Original

26. Oktober 1926

Wir sind die älteste liberale Zeitung des Landes.

Darum sind wir ein Hort der Gedanken-, Meinungsund Glaubensfreiheit.

Jeder ist frei, sogar über die Gehkonkurrenzen zu denken, was er will. Also.

Sie können es mir glauben oder nicht: Ich habe am letz’en Sonntag in meinem Leben die erste Gehkonkurrenz gesehen.

Ahnungslos ging ich auf einer Vormittagspromenade so gegen zwölf Uhr mittags durch das Viertel um die Nillesstraße herum, als um die Ecke ein Mann bog, der einen ungewohnten Anblick darbot. Er war äußerst dünn bekleidet, seine beiden Hosenbeine machten ungefähr in der halben Höhe der Oberschenkel Schluß, dann kam eine kräftige Beinmuskulatur mit viel Haaren darauf und etlichen Kotspritzern, dann um die Knöchel ein paar Wülste, die aus zusammengetrudelten Socken bestanden, und zu unterst die Schuhe. Auf dem Rücken trug der Mann ein Schild mit der Nummer 22. Er war umschwärmt von mehreren Radfahrern und er ging so eilig, wie jemand, der rasch etwas aus der Apotheke holen soll.

Er war noch nicht um die andre Ecke, da kam ein zweiter, der im großen ganzen ebenso aussah. Ich reimte mir gleich zusammen, dies müsse eine Gehkonkurrenz sein, und richtig, als ich in die Josef Junck-Straße einbog, sah ich vorne an der Ecke eine Menge Leute stehen, und ein Geher nach dem andern tauchte auf und wurde von den Gaffern mit aufpeitschenden Zurufen begrüßt.

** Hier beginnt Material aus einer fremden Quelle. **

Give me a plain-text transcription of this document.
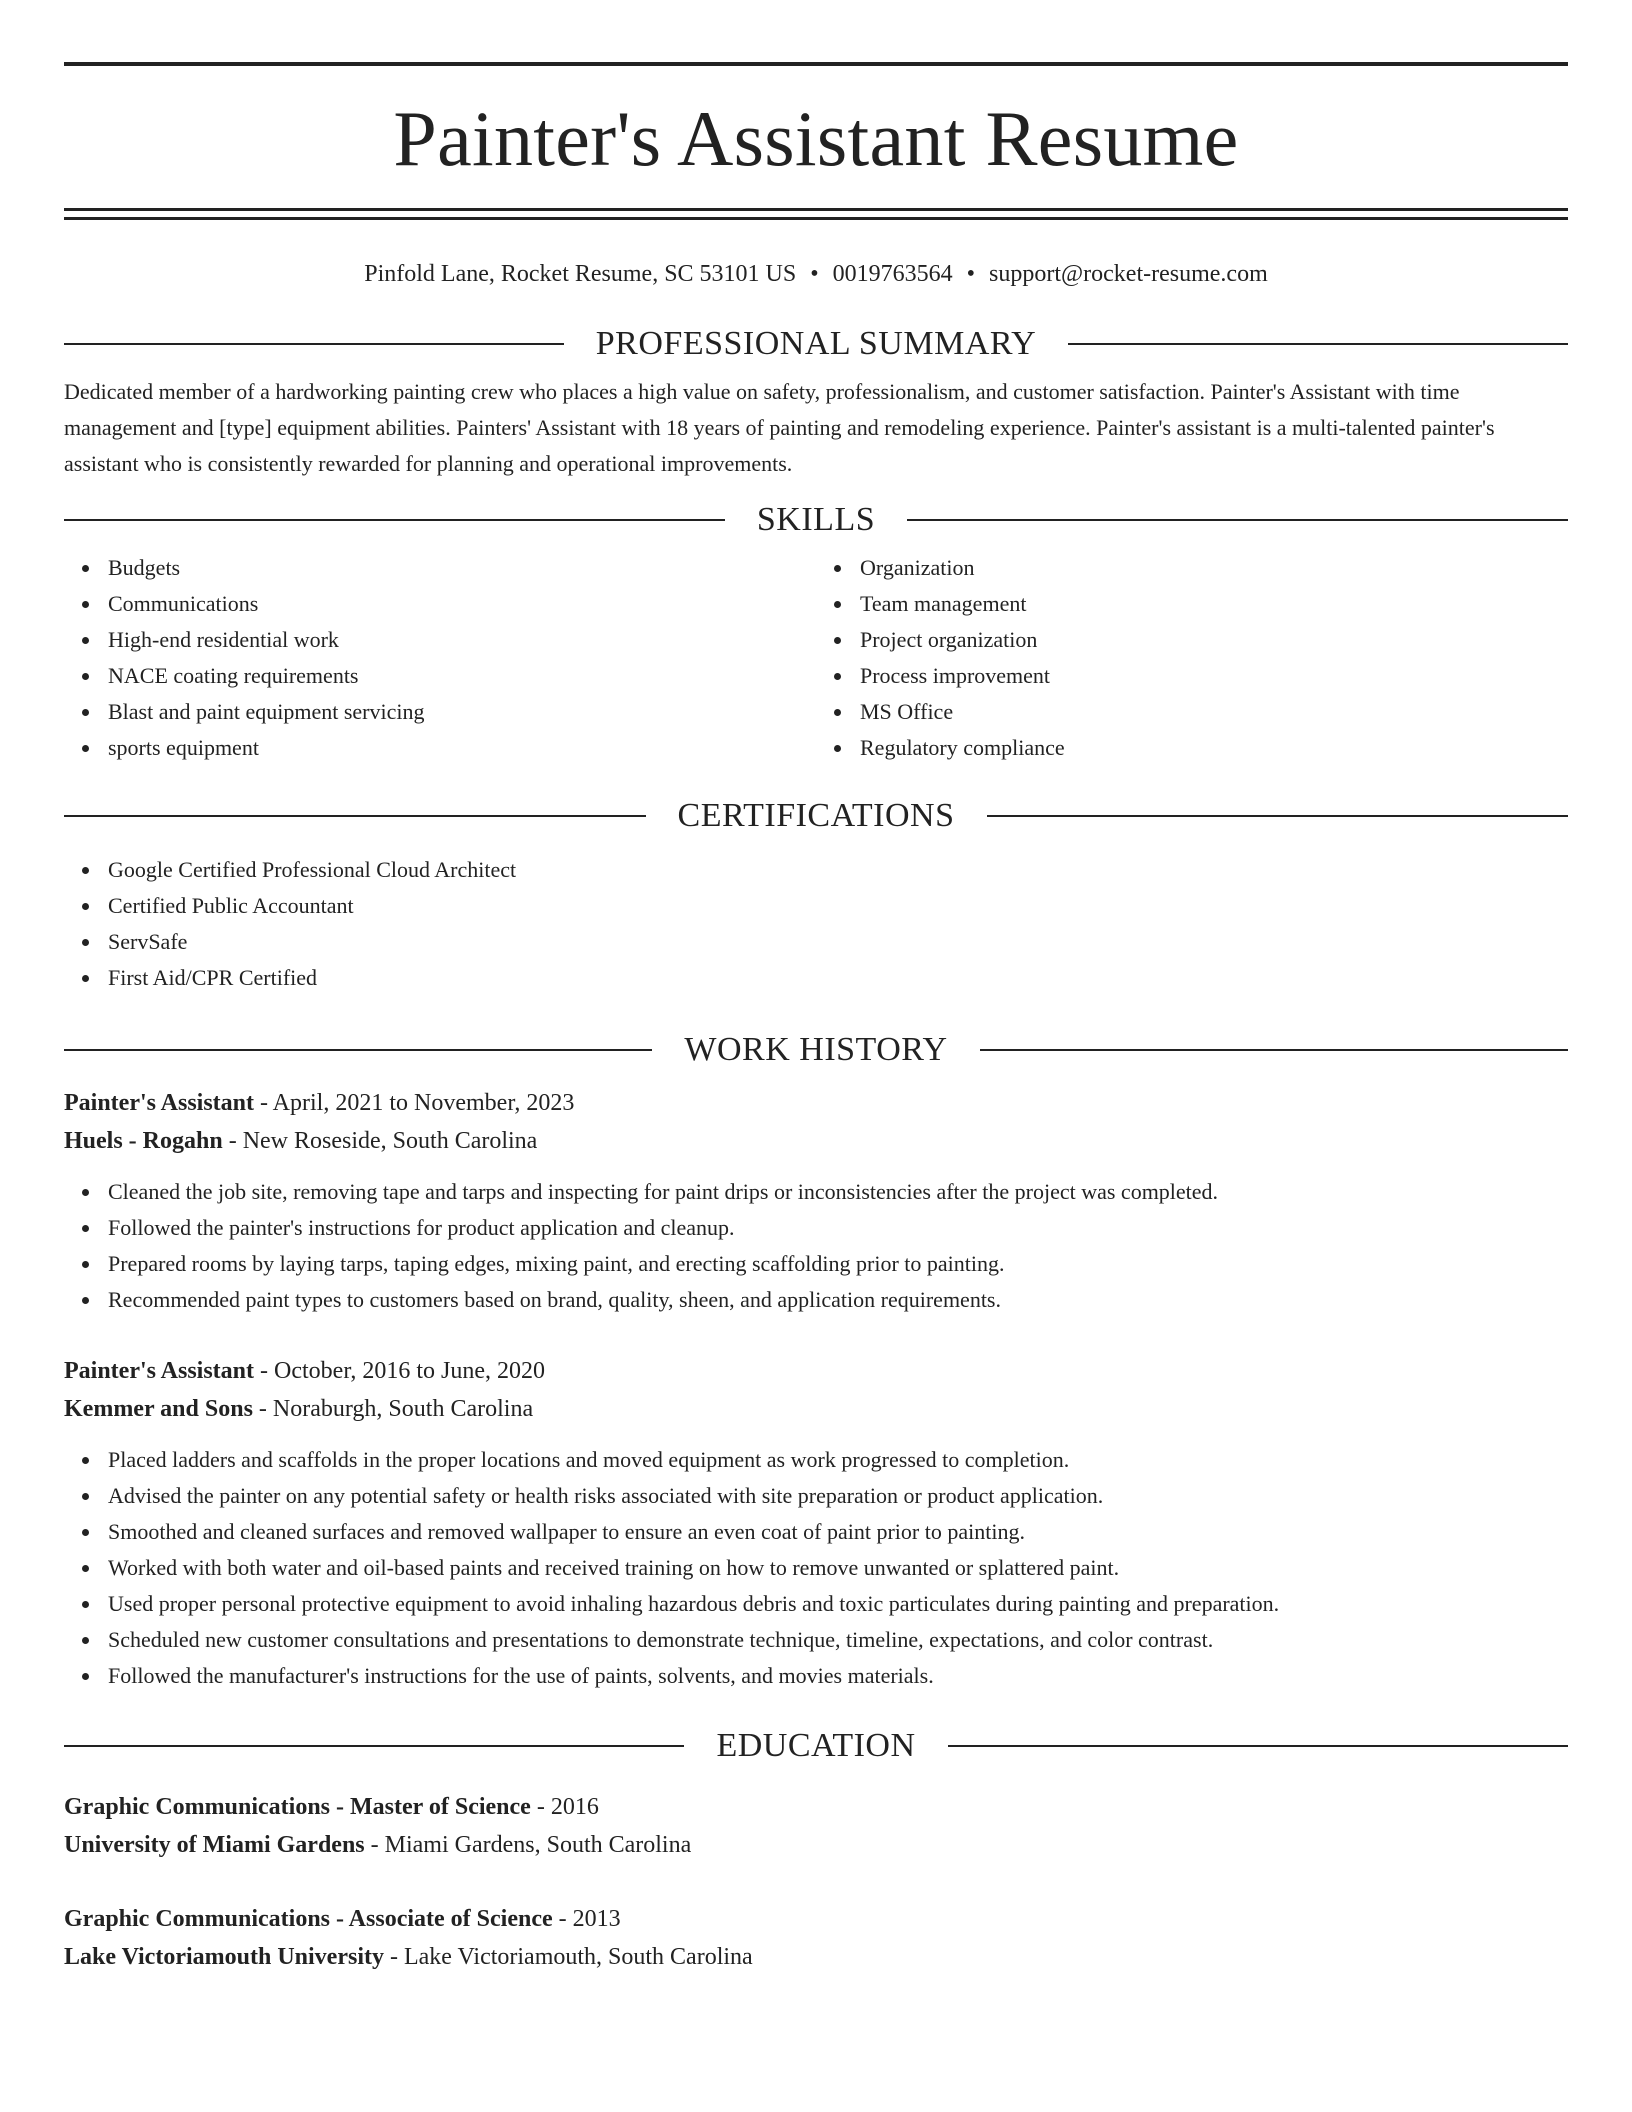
Painter's Assistant Resume
Pinfold Lane, Rocket Resume, SC 53101 US • 0019763564 • support@rocket-resume.com
PROFESSIONAL SUMMARY
Dedicated member of a hardworking painting crew who places a high value on safety, professionalism, and customer satisfaction. Painter's Assistant with time management and [type] equipment abilities. Painters' Assistant with 18 years of painting and remodeling experience. Painter's assistant is a multi-talented painter's assistant who is consistently rewarded for planning and operational improvements.
SKILLS
Budgets
Communications
High-end residential work
NACE coating requirements
Blast and paint equipment servicing
sports equipment
Organization
Team management
Project organization
Process improvement
MS Office
Regulatory compliance
CERTIFICATIONS
Google Certified Professional Cloud Architect
Certified Public Accountant
ServSafe
First Aid/CPR Certified
WORK HISTORY
Painter's Assistant - April, 2021 to November, 2023
Huels - Rogahn - New Roseside, South Carolina
Cleaned the job site, removing tape and tarps and inspecting for paint drips or inconsistencies after the project was completed.
Followed the painter's instructions for product application and cleanup.
Prepared rooms by laying tarps, taping edges, mixing paint, and erecting scaffolding prior to painting.
Recommended paint types to customers based on brand, quality, sheen, and application requirements.
Painter's Assistant - October, 2016 to June, 2020
Kemmer and Sons - Noraburgh, South Carolina
Placed ladders and scaffolds in the proper locations and moved equipment as work progressed to completion.
Advised the painter on any potential safety or health risks associated with site preparation or product application.
Smoothed and cleaned surfaces and removed wallpaper to ensure an even coat of paint prior to painting.
Worked with both water and oil-based paints and received training on how to remove unwanted or splattered paint.
Used proper personal protective equipment to avoid inhaling hazardous debris and toxic particulates during painting and preparation.
Scheduled new customer consultations and presentations to demonstrate technique, timeline, expectations, and color contrast.
Followed the manufacturer's instructions for the use of paints, solvents, and movies materials.
EDUCATION
Graphic Communications - Master of Science - 2016
University of Miami Gardens - Miami Gardens, South Carolina
Graphic Communications - Associate of Science - 2013
Lake Victoriamouth University - Lake Victoriamouth, South Carolina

Es war kalt und es regnete. Die Geher aber waren zwei Drittel nackt und schwitzten. Man sah also deutlich, eine wie gesunde Leibesübung das Gehen sein muß. Und billigt Es kamen auch welche, die sich, wie wir sagen, werktags anhatten: Hosenbeine an den Fußknöcheln verschnürt, Weste, Hemdärmel, Mütze. Ihre ganze Erscheinung verkündete, daß der Gehsport eine Sache des Volkes, des ganzen Volkes, und dabei des Alltags ist. Dieser Sport ist der einzige, der wirklich das gesamte Leben durchdringt.

Frauen bedauerten die armen Jungens, die nun schon von morgens an durch den Regen marschiert waren und bis abends so weiter marschieren würden. Frauen bedauern jeden Mann, den sie für geplagt halten, sobald sie ihn nicht selber plagen. Und sie fanden es so „mutwillig“. Das heißt in unsrer Mundart überflüssig.

Einige Geher waren dabei, die auch ich bedauerte. Man sah ihrem Muskelspiel die Kraftvergeudung an. Sie hoben bei jedem Schritt die Schultern, als wollten sie mit Flügeln schlagen, die nicht vorhanden waren. Sie schwenkten beide Arme von rechts nach links und von links nach rechts, wie Pumpenschwengel, als wollten sie sich alles Blut zu den Fingerspitzen herausschleudern. Sie lagen vornüber, wie in einer Deichsel, waren andauernd in dem Stadium, in dem das Gehen grade ins Laufen übergehen will.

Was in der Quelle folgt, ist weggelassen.